What are AI hallucinations in the context of brands?
AI hallucinations are factually incorrect information that a neural network generates with high confidence. Examples: ChatGPT states an incorrect plan price, describes a non-existent product feature, confuses two brands, or gives an outdated office address. The user receives false information, accepting it as reliable.
How often does ChatGPT produce incorrect information about Russian brands?
Based on our observations, 15-25% of ChatGPT responses about Russian brands contain factual inaccuracies of varying severity. For comparison: YandexGPT shows a lower rate (8-15%), Gemini — 10-18%. ChatGPT performs worse on the Russian market due to a smaller volume of Russian-language data in its training set.
What types of errors does ChatGPT make most often?
The most common types: outdated data (prices, plans, features — 40% of all errors), confusion between similar brands (20%), attribution of non-existent features (15%), incorrect contact details and addresses (10%), mixing Russian and international market information (15%).
Which niches suffer from hallucinations the most?
FinTech and travel are the most susceptible to hallucinations due to frequent changes in pricing, terms, and routes. EdTech is also vulnerable — AI often confuses courses from different platforms. E-commerce and hosting suffer less, as information about major marketplaces and hosters is more stable.

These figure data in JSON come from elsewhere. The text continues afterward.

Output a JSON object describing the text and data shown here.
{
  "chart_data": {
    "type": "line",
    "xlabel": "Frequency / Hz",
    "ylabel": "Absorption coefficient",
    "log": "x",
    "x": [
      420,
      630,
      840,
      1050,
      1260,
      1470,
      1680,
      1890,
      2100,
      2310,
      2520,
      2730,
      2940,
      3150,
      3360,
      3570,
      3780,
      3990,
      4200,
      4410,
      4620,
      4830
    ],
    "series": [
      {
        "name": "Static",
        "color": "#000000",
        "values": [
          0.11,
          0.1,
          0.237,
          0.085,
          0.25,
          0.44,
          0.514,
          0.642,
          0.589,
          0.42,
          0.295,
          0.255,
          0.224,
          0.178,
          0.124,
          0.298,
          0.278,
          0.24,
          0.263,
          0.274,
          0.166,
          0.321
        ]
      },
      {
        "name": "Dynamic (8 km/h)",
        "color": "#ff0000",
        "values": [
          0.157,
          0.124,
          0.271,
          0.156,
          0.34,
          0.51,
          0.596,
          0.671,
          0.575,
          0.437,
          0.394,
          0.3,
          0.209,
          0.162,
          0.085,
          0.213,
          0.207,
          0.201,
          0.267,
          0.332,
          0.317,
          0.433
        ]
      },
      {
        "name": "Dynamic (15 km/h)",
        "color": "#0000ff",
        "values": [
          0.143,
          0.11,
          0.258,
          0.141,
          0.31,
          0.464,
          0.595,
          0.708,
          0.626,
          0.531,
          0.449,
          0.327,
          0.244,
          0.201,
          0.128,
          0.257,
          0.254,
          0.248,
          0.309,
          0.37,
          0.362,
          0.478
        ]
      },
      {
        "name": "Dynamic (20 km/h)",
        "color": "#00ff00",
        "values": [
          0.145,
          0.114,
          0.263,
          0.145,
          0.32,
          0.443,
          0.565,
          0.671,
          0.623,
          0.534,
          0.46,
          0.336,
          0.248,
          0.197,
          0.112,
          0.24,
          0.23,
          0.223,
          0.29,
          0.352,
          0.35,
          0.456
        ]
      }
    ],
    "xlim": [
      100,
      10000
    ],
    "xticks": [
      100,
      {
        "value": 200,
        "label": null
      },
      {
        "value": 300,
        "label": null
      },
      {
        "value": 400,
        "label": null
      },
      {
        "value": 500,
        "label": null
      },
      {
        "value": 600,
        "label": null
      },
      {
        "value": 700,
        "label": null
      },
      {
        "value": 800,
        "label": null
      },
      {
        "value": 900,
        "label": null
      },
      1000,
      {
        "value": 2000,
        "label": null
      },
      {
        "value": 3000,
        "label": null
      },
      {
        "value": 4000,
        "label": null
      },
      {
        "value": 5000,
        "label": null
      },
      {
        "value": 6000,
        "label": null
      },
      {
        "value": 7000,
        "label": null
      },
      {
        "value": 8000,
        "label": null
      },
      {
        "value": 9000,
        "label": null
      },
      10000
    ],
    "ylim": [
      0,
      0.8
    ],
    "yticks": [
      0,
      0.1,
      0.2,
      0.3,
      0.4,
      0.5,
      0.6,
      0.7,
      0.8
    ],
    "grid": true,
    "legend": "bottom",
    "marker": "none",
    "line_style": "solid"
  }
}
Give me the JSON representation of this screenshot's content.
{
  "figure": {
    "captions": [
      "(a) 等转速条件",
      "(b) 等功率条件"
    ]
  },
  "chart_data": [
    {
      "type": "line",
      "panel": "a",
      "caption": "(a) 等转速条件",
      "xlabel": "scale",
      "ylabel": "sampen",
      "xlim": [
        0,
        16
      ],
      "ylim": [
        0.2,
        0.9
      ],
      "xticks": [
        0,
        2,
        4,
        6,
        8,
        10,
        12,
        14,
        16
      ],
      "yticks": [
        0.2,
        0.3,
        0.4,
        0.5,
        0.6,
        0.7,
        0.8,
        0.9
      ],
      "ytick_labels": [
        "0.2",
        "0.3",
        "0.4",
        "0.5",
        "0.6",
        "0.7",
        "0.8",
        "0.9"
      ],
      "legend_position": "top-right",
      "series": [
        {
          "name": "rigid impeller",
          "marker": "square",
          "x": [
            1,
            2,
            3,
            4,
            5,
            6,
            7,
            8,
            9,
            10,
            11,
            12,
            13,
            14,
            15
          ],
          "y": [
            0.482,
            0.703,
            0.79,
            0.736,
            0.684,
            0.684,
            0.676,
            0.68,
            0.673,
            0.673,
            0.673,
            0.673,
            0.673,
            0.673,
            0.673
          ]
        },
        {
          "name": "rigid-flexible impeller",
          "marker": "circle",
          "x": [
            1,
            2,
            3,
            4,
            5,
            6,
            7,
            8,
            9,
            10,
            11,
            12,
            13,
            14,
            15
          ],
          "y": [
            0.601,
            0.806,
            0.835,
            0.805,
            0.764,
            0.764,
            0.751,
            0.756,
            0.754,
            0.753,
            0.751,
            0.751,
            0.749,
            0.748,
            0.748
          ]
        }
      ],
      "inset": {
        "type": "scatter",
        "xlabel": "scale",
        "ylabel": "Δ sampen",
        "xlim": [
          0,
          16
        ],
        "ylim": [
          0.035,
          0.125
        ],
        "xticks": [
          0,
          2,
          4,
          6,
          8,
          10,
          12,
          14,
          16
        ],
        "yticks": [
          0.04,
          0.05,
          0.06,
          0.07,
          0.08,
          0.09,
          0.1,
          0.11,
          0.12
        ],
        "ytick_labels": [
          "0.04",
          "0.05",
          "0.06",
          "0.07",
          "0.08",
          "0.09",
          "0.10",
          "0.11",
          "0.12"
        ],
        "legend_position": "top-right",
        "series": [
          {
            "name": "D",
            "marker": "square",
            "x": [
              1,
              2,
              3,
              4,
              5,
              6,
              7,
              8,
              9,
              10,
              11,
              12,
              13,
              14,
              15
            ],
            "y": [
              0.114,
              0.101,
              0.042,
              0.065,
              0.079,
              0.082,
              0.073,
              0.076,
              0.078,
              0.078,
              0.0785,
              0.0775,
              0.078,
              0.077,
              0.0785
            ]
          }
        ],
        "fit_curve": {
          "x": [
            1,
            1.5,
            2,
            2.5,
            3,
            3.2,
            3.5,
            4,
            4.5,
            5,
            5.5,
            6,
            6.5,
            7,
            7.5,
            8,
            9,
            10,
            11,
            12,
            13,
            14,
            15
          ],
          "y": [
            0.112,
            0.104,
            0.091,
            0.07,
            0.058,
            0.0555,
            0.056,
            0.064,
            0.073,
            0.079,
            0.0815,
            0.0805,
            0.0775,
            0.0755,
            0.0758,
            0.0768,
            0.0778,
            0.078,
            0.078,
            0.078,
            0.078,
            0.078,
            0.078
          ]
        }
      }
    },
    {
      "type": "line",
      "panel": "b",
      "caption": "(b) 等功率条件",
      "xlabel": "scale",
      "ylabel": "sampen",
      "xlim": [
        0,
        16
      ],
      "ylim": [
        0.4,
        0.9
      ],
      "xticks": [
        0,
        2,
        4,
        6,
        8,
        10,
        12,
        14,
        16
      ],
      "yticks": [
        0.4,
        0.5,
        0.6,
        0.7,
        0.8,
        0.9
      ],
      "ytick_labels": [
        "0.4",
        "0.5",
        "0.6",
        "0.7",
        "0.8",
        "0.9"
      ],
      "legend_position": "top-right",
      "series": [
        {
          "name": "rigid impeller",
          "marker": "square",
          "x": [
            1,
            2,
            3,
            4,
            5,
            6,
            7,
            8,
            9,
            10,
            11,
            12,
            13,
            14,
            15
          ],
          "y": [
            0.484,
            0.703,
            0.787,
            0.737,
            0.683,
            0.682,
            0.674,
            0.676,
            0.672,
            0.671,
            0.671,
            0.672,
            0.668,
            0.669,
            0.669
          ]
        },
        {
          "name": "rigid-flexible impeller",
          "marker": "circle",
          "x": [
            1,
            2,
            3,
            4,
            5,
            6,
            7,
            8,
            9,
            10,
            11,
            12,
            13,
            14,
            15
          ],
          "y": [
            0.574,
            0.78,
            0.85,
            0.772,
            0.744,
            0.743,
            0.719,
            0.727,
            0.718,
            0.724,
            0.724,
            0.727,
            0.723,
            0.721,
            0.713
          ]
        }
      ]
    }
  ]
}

Can you influence what ChatGPT says about your brand?
Directly — no, ChatGPT does not allow editing its responses. But indirectly — yes: publish current information on authoritative platforms, maintain structured data on your website, track errors through monitoring, and create content that corrects misconceptions. Over time, the model absorbs updated data.
How to monitor AI hallucinations about your brand?
Use daily monitoring through GEO Scout — the platform tracks what 9 AI providers say about your brand and records changes. The GEO Scout Command Center allows you to analyze response sentiment and content, helping identify systematic errors.
How do hallucinations differ across AI providers?
ChatGPT makes more errors in the Russian context due to less coverage of Russian-language data. YandexGPT knows Russian brands better but may confuse minor details. Perplexity and Gemini hallucinate less frequently thanks to access to real-time search data. DeepSeek sometimes substitutes Russian realities with Chinese analogues.